What is it that Hedge Fund Managers do that makes them the highest paid people in the world?

Do Hedge Fund Managers create economic value?  Do they create jobs?  Do they make products or deliver services which make our world a better place?

Unfortunately, they seem to do none of the above.

Hedge Fund Managers look for opportunities to exploit temporary weaknesses, gaps, flaws or aberrations in the operations of a specific company or in an economic sector overall.

They typically have billions of dollars of resources at their disposal, and by creating and taking well-crafted and strategic financial positions, they have the ability to move markets, generally to their own benefit.

The film “Other People’s Money”, starring Danny DeVito and Gregory Peck, was released in 1991.  Danny DeVito plays the role of “Larry the Liquidator” providing us a crude but quite accurate roadmap of what Hedge Fund Managers do every day.

In the 19th century, we called this sort of activity “Piracy” and we labeled the perpetrators “Pirates”.

In the 20th century, we called this sort of activity “Organized Crime” and we labeled the perpetrators “Mafia” or “Gangsters”.

Here we are in 2014, clearly well into the 21st century.

Our Hedge Fund Managers are out in the open, creating outcomes which seem to have no potential for positive impact on the U.S. or world economy, and we are giving them not just permission to operate (no regulatory oversight), but also preferential tax treatment on their booty (known as ‘carried interest’).

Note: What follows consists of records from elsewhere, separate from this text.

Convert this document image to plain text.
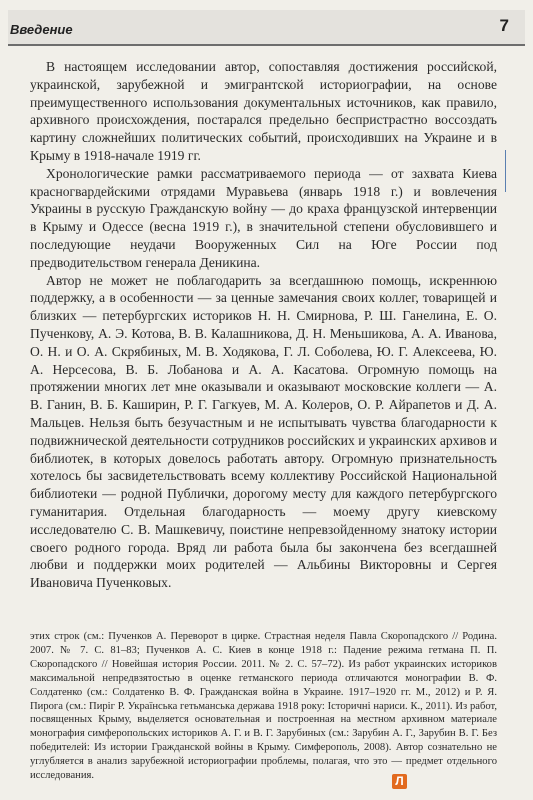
Введение	7

В настоящем исследовании автор, сопоставляя достижения российской, украинской, зарубежной и эмигрантской историографии, на основе преимущественного использования документальных источников, как правило, архивного происхождения, постарался предельно беспристрастно воссоздать картину сложнейших политических событий, происходивших на Украине и в Крыму в 1918-начале 1919 гг.

Хронологические рамки рассматриваемого периода — от захвата Киева красногвардейскими отрядами Муравьева (январь 1918 г.) и вовлечения Украины в русскую Гражданскую войну — до краха французской интервенции в Крыму и Одессе (весна 1919 г.), в значительной степени обусловившего и последующие неудачи Вооруженных Сил на Юге России под предводительством генерала Деникина.

Автор не может не поблагодарить за всегдашнюю помощь, искреннюю поддержку, а в особенности — за ценные замечания своих коллег, товарищей и близких — петербургских историков Н. Н. Смирнова, Р. Ш. Ганелина, Е. О. Пученкову, А. Э. Котова, В. В. Калашникова, Д. Н. Меньшикова, А. А. Иванова, О. Н. и О. А. Скрябиных, М. В. Ходякова, Г. Л. Соболева, Ю. Г. Алексеева, Ю. А. Нерсесова, В. Б. Лобанова и А. А. Касатова. Огромную помощь на протяжении многих лет мне оказывали и оказывают московские коллеги — А. В. Ганин, В. Б. Каширин, Р. Г. Гагкуев, М. А. Колеров, О. Р. Айрапетов и Д. А. Мальцев. Нельзя быть безучастным и не испытывать чувства благодарности к подвижнической деятельности сотрудников российских и украинских архивов и библиотек, в которых довелось работать автору. Огромную признательность хотелось бы засвидетельствовать всему коллективу Российской Национальной библиотеки — родной Публички, дорогому месту для каждого петербургского гуманитария. Отдельная благодарность — моему другу киевскому исследователю С. В. Машкевичу, поистине непревзойденному знатоку истории своего родного города. Вряд ли работа была бы закончена без всегдашней любви и поддержки моих родителей — Альбины Викторовны и Сергея Ивановича Пученковых.

этих строк (см.: Пученков А. Переворот в цирке. Страстная неделя Павла Скоропадского // Родина. 2007. № 7. С. 81–83; Пученков А. С. Киев в конце 1918 г.: Падение режима гетмана П. П. Скоропадского // Новейшая история России. 2011. № 2. С. 57–72). Из работ украинских историков максимальной непредвзятостью в оценке гетманского периода отличаются монографии В. Ф. Солдатенко (см.: Солдатенко В. Ф. Гражданская война в Украине. 1917–1920 гг. М., 2012) и Р. Я. Пирога (см.: Пиріг Р. Українська гетьманська держава 1918 року: Історичні нариси. К., 2011). Из работ, посвященных Крыму, выделяется основательная и построенная на местном архивном материале монография симферопольских историков А. Г. и В. Г. Зарубиных (см.: Зарубин А. Г., Зарубин В. Г. Без победителей: Из истории Гражданской войны в Крыму. Симферополь, 2008). Автор сознательно не углубляется в анализ зарубежной историографии проблемы, полагая, что это — предмет отдельного исследования.	Л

Hedge Fund Managers typically receive their compensation in 2 ways – an overall management fee equal to 2% of assets under management, and a 20% share of any profits on the assets under management.

It is the tax treatment of that 20% fee — categorized as Carried Interest — which is currently taxed at 20% — versus the 39.6 percent rate which business owners must pay on their earned income — that has created somewhat of a firestorm in Washington.

None of this makes any sense to me:  does it make sense to anyone?